In areas under al-Shabaab control, the militant group routinely imposed bans on radio and television, use of the internet and mobile phones, and monitored citizens' movement in order to control and filter information.

Al-Shabaab also used the pretext of religion to unlawfully tax residents and steal their livestock.

But Sheikh Abdulqadir Mohamed Somow, spokesperson for the Supreme Council of Ahlu Sunna wal Jamaa scholars, said Islam directs its followers to disavow extremist ideology.

"Everywhere around the country that was liberated from al-Shabaab needs the provision of medicine, food and clean water, [but] has an even greater need for changing the minds of the people who endured [years] of brainwashing that has allowed an individual to be convinced to kill his mother or father or relatives and blow himself up," he told Sabahi. "We want to take part in combatting that cancerous ideology that has spread."

For her part, Jawahir Barqab, director of the Benadir Women's Association, said that women can play a major role in cleansing the minds of youth brainwashed with extremist ideology.

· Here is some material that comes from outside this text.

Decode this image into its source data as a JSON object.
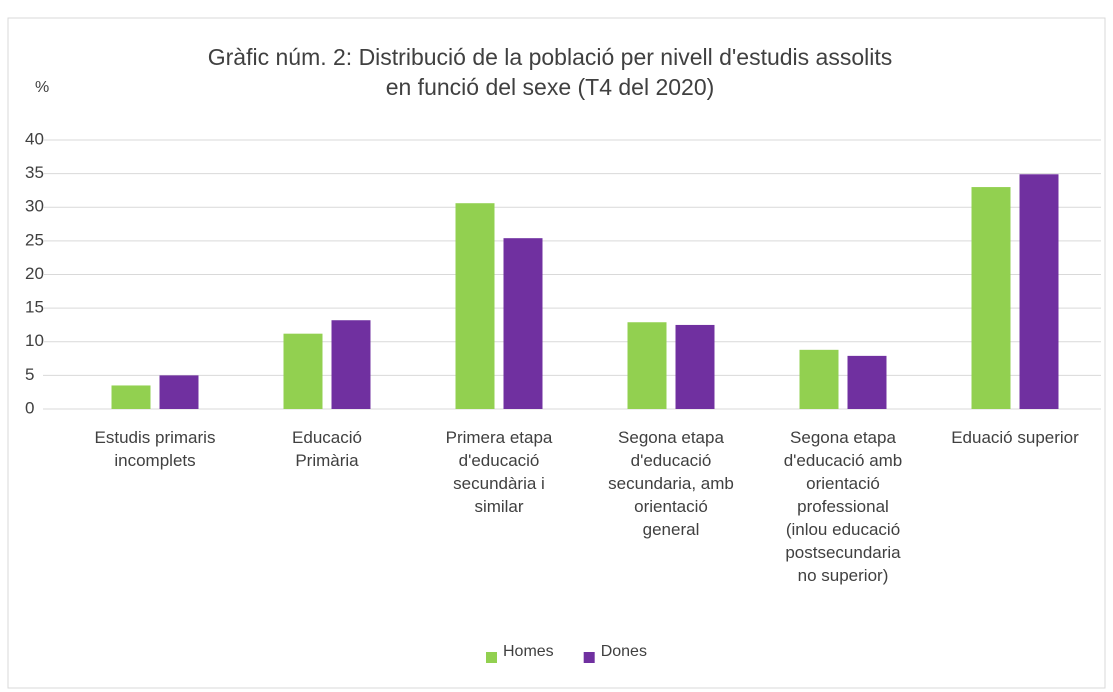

"When we as women realised that we could play a big role in fighting al-Shabaab's extremist ideology, we decided to step up to our role," she told Sabahi. "We are grateful to the people who encouraged us to persist with our goals, whether it is the businesspeople or the diaspora, [and] especially the CCD."

Benadir Youth Organisation deputy chairman Hassan Sheikh Abdi Abukar said his organisation has always sought to protect youth against adopting flawed ideology, and will now play a significant role in raising awareness on this issue.

"Our role is to educate the youth about flawed extremist ideology, especially those who still have extremist views and are part of al-Shabaab, by conducting major awareness events," he said, adding that the new awareness campaign seeks to connect all the youth of Somalia.